Sanggar Alang-Alang Surabaya adalah salah satu bentuk rumah singgah untuk anak jalanan. Mengapa hal demikian terjadi, alasannya karena di negeri yang majemuk seperti Indonesia ini mempunyai beragam budaya, kreatifitas, sejarah, adat, dan masih banyak lagi.
Indonesia adalah negara yang penuh dengan imajinasi. Kita bisa mengimajinasikan Indonesia sesuai dengan apa yang kita inginkan. Dari imajinasi itulah memberikan mimpi-mimpi yang luar biasa terhadap bangsa. Mimpi yang kemudian melahirkan langkah-langkah nyata untuk mewujudkan mimpi-mimpi positif tersebut. Itulah yang dilakukan Didit Hape dan keluarganya. Mewujudkan mimpi-mimpi positifnya untuk Negara Indonesia.
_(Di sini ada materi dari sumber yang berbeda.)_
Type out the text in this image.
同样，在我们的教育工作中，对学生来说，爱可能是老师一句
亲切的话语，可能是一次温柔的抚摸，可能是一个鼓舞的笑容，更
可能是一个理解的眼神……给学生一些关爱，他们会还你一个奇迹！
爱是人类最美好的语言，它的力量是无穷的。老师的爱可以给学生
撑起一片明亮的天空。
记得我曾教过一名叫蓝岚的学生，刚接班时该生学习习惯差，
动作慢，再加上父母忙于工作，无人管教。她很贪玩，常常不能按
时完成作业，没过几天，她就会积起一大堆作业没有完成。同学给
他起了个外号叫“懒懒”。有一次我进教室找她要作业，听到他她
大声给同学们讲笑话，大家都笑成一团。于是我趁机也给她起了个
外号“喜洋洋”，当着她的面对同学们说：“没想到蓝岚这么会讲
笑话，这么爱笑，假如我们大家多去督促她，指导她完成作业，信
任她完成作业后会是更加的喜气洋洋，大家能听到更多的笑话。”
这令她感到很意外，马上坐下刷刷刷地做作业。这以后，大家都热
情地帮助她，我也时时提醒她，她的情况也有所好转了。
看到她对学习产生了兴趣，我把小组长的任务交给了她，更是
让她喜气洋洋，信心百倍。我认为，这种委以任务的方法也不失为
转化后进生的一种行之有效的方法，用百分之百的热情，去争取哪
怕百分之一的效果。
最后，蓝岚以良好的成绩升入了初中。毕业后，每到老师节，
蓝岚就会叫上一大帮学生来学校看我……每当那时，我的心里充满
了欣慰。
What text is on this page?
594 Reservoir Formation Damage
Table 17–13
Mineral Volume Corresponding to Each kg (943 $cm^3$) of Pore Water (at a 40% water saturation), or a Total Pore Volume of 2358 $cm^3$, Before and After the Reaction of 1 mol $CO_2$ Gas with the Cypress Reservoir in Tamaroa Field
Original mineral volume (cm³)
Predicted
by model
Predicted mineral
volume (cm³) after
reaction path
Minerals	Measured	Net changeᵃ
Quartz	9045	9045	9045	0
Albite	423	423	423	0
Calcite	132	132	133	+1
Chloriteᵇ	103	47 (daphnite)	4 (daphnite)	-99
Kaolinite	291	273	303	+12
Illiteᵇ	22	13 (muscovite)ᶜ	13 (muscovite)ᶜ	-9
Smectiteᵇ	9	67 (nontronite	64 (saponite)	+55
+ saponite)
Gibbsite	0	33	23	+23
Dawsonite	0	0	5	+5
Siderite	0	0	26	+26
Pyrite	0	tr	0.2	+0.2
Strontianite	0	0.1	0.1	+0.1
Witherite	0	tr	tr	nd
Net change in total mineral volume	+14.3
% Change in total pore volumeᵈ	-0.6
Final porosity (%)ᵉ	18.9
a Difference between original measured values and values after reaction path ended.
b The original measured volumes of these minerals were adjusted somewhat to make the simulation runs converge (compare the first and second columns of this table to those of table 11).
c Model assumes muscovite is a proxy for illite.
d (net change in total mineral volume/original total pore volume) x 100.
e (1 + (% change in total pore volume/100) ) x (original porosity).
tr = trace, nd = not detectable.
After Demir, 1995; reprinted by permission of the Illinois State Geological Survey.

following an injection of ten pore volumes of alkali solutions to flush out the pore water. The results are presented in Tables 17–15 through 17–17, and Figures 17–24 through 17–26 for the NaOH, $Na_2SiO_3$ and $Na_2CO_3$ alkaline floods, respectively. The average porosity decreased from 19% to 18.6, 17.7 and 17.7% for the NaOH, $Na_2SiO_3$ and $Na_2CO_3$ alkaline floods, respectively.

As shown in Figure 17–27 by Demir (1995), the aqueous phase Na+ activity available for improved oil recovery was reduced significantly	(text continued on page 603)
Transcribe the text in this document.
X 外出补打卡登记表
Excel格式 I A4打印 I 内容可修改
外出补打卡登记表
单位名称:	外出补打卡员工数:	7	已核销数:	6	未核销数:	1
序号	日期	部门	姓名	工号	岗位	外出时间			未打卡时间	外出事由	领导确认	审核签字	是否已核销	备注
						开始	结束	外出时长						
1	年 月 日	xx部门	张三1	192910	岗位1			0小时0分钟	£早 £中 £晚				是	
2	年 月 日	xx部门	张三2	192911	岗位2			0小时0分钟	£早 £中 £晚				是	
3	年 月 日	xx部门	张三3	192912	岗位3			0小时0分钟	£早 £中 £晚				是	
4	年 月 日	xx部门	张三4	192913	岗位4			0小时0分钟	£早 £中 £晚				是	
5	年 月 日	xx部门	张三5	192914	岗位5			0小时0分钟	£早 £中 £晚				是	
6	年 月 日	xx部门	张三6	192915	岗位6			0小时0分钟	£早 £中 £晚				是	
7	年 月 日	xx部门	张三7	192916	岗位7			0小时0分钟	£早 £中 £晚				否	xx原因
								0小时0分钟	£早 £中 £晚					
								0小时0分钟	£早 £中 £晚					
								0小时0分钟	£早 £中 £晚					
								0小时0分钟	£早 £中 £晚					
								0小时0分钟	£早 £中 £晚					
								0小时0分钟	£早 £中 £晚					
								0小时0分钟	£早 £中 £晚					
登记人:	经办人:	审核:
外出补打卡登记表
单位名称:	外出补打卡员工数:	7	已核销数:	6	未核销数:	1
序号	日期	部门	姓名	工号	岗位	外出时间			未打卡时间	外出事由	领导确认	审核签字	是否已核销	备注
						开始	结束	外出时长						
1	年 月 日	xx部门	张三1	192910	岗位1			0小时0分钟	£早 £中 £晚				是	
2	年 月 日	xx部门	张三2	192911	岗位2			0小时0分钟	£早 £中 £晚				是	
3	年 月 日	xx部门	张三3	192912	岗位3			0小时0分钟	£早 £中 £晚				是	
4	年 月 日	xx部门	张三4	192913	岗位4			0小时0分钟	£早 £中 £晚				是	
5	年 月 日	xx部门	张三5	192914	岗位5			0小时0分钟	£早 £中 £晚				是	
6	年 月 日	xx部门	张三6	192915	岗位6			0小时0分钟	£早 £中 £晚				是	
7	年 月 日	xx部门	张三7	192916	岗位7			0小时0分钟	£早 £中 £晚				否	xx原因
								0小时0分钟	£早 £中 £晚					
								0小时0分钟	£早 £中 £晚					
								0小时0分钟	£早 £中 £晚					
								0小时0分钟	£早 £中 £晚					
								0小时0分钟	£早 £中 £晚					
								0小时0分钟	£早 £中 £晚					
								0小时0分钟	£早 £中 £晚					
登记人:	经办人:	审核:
Melalui sanggar alang-alang, ia merealisasikan mimpinya untuk membebaskan Indonesia dari anak jalanan.
Daftar Isi
Profil Sanggar Alang-Alang Surabaya
Surabaya adalah salah satu kota besar di Indonesia. Tetapi, di Surabaya tak jarang kita temukan banyak anak-anak kecil dan remaja yang harus bekerja untuk memenuhi kebutuhan hidup. Begitu pula di daeah sekitar Terminal Joyoboyo Surabaya. Daerah Joyoboyo dari dahulu terkenal kumuh dengan banyaknya preman dan anak jalanan.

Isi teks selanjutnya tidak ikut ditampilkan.